The fight reflects a more fundamental difference between the two sides that has persisted since the summer over what the final budget for the SEC should be at a time when the agency's resources have been stretched thin by corporate scandals.

Democrats, led by Senate Banking Committee Chairman Paul S. Sarbanes (D-Md.), want the agency's final budget to be $776 million in fiscal 2003, a 77 percent increase from the agency's $438 million 2002 budget. The White House wants it to be $568 million, a 30 percent increase.

Now Sarbanes and the White House are arguing over the temporary funding level.

The 2003 fiscal year began Oct. 1, but Democrats and Republicans failed to reach a budget agreement. So Congress passed a continuing resolution to temporarily fund the federal government at 2002 levels while lawmakers and the White House try to work out their differences.

Though lawmakers have said they hope to hammer out a final package before leaving for their Christmas break, the continuing resolution could continue to determine the funding level well into 2003.

If that happens, Sarbanes and SEC officials say, the agency's temporary funding should be increased well beyond 2002 levels.

SEC spokesman Brian Gross said the agency isn't pushing for more than the $568 million that SEC Chairman Harvey L. Pitt told the White House in July that he needed, although the agency would accept more. Gross said the SEC can operate at 2002 budget levels for a few months, including meeting deadlines to create a new oversight board for the accounting industry and have it up and running by April. "It will all get done, but it will stretch our resources," he said.

Sarbanes wrote a letter Friday to Bush expressing doubt that the SEC can do its job for even a few weeks at last year's funding level. "This situation creates very urgent problems for the SEC," Sarbanes wrote.
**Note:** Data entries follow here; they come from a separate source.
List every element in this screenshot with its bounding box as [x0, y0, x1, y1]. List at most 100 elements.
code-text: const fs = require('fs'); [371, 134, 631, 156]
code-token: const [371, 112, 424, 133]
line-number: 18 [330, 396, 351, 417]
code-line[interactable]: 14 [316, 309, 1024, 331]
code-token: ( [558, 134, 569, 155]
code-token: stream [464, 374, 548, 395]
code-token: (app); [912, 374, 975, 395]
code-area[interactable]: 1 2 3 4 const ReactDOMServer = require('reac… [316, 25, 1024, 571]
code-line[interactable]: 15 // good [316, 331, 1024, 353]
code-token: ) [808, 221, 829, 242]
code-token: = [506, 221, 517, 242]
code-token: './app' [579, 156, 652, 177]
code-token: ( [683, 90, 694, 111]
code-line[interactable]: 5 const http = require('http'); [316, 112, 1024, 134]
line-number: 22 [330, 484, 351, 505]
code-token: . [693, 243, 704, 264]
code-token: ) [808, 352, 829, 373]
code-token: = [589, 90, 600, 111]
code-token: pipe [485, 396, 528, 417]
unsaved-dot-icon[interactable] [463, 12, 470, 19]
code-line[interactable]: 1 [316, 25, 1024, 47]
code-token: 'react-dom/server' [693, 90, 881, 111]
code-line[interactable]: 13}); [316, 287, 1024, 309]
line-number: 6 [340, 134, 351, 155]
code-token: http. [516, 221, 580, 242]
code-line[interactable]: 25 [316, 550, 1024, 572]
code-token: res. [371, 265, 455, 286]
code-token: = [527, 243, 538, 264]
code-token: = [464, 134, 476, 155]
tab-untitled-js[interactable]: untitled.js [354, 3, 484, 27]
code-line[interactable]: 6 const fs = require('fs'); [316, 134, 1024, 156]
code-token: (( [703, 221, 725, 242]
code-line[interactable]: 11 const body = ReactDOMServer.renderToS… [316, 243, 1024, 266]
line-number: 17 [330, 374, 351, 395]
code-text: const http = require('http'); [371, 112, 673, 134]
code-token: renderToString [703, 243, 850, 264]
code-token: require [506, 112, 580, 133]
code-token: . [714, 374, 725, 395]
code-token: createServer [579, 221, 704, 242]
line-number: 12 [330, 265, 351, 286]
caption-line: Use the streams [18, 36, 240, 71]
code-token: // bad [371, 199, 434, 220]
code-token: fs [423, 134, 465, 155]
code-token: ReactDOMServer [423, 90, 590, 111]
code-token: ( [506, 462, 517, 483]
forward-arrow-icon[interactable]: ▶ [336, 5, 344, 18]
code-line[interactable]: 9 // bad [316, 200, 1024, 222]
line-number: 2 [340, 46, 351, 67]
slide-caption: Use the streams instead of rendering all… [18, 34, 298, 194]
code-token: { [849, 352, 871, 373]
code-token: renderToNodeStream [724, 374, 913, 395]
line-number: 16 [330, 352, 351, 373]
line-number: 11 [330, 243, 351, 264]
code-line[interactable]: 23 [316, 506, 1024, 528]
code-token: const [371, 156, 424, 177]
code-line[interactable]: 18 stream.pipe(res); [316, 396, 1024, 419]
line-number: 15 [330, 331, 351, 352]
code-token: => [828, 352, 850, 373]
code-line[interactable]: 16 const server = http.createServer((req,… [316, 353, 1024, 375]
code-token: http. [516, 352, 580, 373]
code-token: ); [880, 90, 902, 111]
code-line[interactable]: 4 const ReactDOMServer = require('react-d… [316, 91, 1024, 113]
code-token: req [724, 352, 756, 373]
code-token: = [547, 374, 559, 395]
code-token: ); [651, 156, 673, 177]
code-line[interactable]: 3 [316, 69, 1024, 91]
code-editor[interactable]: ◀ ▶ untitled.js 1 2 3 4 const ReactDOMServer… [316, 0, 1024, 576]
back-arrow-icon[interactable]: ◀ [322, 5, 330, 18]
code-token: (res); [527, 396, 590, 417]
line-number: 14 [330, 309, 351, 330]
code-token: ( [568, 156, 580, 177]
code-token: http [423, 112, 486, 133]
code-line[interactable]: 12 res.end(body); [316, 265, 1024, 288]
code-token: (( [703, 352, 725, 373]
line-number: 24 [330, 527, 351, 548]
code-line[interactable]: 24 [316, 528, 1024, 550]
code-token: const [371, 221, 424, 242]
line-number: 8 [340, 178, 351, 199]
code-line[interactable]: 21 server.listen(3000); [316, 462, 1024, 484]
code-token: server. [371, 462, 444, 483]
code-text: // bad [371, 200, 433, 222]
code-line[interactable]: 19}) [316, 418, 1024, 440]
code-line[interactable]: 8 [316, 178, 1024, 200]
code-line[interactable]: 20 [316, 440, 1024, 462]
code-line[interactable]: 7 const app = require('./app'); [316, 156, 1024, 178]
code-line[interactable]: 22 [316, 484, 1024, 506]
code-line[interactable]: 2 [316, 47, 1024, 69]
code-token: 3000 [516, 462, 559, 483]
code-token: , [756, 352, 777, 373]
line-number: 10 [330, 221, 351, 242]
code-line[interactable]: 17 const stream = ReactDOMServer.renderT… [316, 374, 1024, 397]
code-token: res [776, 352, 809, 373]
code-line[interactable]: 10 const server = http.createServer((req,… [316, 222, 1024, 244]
Congress authorized an SEC budget of $776 million in the Sarbanes-Oxley Act, which it passed and President Bush signed this summer to tighten oversight of the accounting industry and corporate governance policies. But Congress has yet to appropriate those funds.

White House spokeswoman Claire Buchan said yesterday that there is nothing contradictory about Bush signing a corporate reform package with an authorized budget that is far higher than what the president thinks the agency should get.

She said that continuing resolutions are not the place to change budgets and that if Congress wants to resolve the SEC funding dispute, it should pass a final 2003 budget.

The General Accounting Office, the research arm of Congress, said in March that over the past decade the SEC's ability to fulfill its mission has become increasingly strained "because its workload substantially outpaced the increases in SEC's staff." And that was well before the recent spate of corporate scandals.

In the past 10 years the agency's regulatory workload has increased between 60 and 264 percent, depending on the department, while its staffing has grown between 9 and 166 percent, the report says. The staff that investigates complaints increased 16 percent, for example, while complaints rose 100 percent, the report says.

In January, Bush asked Congress for $467 million to fund the SEC in fiscal 2003. That's essentially the same amount as provided in the previous year but with an extra $29 million to cover unavoidable costs, such as a rent increase. In the summer, in a speech in New York to try to reassure investors, Bush announced that he was asking for an additional $100 million for fiscal 2003.